Review of Sexual Harassment Processes (S, OCR)
This evaluation will assess how the Office of Civil Rights (OCR) responds to sexual harassment allegations made against Department employees and whether discipline is taken when allegations are substantiated.
Audit of Special Needs Education Allowance (CGFS)
By law, for employees serving in foreign areas, the Department must provide a Special Needs Education Allowance (SNEA) for children who meet the requirements of the Individuals With Disabilities Education Improvement Act. This allowance assists employees in meeting the extraordinary and necessary expenses incurred in providing adequate education for dependent children at overseas posts. The objective of this audit is to determine whether the Department has established and applied select internal control requirements from the Government Accountability Office’s Standards for Internal Control in the Federal Government to effectually administer SNEA in accordance with Federal law and Department requirements.
Audit of Global Engagement Center (GEC) Coordination of U.S. Government Efforts To Counter Terrorist Messaging and Influence (GEC)
The Secretary of State established the GEC in April 2016 pursuant to Executive Order 13721 to “lead, synchronize, and coordinate efforts of the Federal Government to recognize, understand, expose, and counter foreign state and non-state propaganda and disinformation efforts aimed at undermining United States national security interests.” From 2016 to 2018, the GEC received $200 million to coordinate U.S. Government counter-messaging efforts to ensure they are streamlined and to eliminate duplication, and to consult with allied governments, nongovernmental organizations, civil society, and private-sector experts about best practices in confronting state- sponsored propaganda and disinformation. In addition, the GEC provided direct support to foreign nongovernmental organizations, think tanks, and other organizations. The objective of this audit is to determine whether the GEC has demonstrated progress toward achieving its statutory mission of leading, synchronizing, and coordinating U.S. Government efforts to counter foreign-state and non-state actors’ propaganda and disinformation.
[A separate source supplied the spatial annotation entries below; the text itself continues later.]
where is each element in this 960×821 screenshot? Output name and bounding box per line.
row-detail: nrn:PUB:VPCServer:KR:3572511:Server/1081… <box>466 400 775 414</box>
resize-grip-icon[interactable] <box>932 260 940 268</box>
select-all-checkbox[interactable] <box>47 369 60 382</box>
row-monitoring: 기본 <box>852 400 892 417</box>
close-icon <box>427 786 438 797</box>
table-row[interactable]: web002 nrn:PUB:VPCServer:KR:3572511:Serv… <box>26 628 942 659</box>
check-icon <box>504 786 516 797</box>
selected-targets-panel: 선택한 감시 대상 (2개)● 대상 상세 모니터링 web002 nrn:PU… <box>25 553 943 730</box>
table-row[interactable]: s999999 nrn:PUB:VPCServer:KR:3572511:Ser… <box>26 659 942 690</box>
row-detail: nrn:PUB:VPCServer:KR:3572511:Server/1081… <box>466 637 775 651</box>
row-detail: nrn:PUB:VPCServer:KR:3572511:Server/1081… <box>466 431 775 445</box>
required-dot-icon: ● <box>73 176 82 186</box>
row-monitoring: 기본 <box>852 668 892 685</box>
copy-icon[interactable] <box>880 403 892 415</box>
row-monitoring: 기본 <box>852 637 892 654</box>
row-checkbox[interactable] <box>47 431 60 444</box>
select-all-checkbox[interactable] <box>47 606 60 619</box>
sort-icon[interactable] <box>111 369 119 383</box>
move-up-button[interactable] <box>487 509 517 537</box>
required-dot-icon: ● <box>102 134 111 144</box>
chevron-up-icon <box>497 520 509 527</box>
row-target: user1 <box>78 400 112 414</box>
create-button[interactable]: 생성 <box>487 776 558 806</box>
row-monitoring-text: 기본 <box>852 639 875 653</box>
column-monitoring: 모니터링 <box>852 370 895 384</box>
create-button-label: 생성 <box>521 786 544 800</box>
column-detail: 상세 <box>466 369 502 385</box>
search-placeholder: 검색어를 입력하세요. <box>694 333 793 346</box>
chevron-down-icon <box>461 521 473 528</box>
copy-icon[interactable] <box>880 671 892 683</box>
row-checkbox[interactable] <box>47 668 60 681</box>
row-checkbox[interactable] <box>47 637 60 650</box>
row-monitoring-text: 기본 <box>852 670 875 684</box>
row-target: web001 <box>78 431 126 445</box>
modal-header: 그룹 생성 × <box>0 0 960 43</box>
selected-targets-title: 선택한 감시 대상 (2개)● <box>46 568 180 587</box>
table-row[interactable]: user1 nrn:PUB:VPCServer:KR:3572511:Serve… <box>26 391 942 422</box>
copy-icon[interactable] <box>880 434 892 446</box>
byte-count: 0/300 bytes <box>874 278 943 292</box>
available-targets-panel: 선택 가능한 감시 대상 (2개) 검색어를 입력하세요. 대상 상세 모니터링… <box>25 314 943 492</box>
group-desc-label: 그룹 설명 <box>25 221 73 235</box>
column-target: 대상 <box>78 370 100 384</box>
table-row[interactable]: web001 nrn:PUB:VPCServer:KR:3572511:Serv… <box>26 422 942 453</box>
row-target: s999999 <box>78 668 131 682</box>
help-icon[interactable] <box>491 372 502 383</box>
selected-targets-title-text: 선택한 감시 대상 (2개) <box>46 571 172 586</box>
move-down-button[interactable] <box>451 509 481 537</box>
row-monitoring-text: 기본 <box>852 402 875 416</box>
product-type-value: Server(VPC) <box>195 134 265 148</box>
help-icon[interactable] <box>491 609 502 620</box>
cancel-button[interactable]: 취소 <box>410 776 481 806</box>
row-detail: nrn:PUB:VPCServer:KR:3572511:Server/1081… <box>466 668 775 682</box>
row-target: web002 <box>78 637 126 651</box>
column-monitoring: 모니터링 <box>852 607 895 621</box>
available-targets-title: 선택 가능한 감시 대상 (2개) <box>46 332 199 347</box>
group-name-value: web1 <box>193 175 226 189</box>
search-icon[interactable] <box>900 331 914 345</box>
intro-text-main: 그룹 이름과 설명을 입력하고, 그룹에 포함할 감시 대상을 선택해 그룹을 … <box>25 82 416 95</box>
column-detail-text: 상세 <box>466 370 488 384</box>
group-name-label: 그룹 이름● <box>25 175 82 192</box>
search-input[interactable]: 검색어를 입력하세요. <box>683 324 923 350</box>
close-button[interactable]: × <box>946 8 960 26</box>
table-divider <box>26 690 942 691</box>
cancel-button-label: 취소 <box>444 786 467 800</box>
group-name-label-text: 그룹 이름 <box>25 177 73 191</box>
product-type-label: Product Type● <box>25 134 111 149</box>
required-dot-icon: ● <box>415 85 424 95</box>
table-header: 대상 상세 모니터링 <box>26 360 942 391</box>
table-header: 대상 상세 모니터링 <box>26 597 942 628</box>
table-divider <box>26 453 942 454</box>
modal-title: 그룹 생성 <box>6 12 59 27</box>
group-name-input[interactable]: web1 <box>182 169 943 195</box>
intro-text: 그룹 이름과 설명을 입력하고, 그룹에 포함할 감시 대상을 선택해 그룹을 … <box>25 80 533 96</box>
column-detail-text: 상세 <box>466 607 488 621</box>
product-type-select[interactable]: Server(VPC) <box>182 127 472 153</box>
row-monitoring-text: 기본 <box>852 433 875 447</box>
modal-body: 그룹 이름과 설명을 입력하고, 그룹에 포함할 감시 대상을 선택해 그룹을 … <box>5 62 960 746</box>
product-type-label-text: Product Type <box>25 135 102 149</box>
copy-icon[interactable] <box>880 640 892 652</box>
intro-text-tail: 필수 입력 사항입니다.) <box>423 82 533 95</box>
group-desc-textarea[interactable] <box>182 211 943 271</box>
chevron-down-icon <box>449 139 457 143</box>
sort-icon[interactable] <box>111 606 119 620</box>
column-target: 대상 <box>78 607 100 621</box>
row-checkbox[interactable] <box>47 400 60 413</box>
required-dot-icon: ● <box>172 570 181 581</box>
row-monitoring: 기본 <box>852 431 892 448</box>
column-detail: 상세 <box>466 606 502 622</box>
Evaluation of the Bureau of Diplomatic Security’s Aegis Construction Contract at Camp Eggers, Afghanistan (DS/OBO/A)
In 2014, the Bureau of Diplomatic Security sought to mitigate the daily threats posed to the high-risk convoy movements conducted by the Kabul Embassy Security Force (KESF) by moving the KESF closer to U.S. Embassy Kabul to minimize dangerous convoy movements to and from the Embassy. To achieve this, it modified Task Order 10, a security contract held by Aegis, to include the construction of a camp for KESF personnel at Camp Eggers with an estimated project cost of about $173.3 million. However, this contract was eventually terminated without the completion of any significant work. This evaluation will examine how Aegis was selected for the construction of Camp Eggers; what caused multiple cost overruns and delays; why the Department continued using Aegis after non- compliance concerns were identified shortly after award; and what the Department received after spending $97.6 million on Camp Eggers.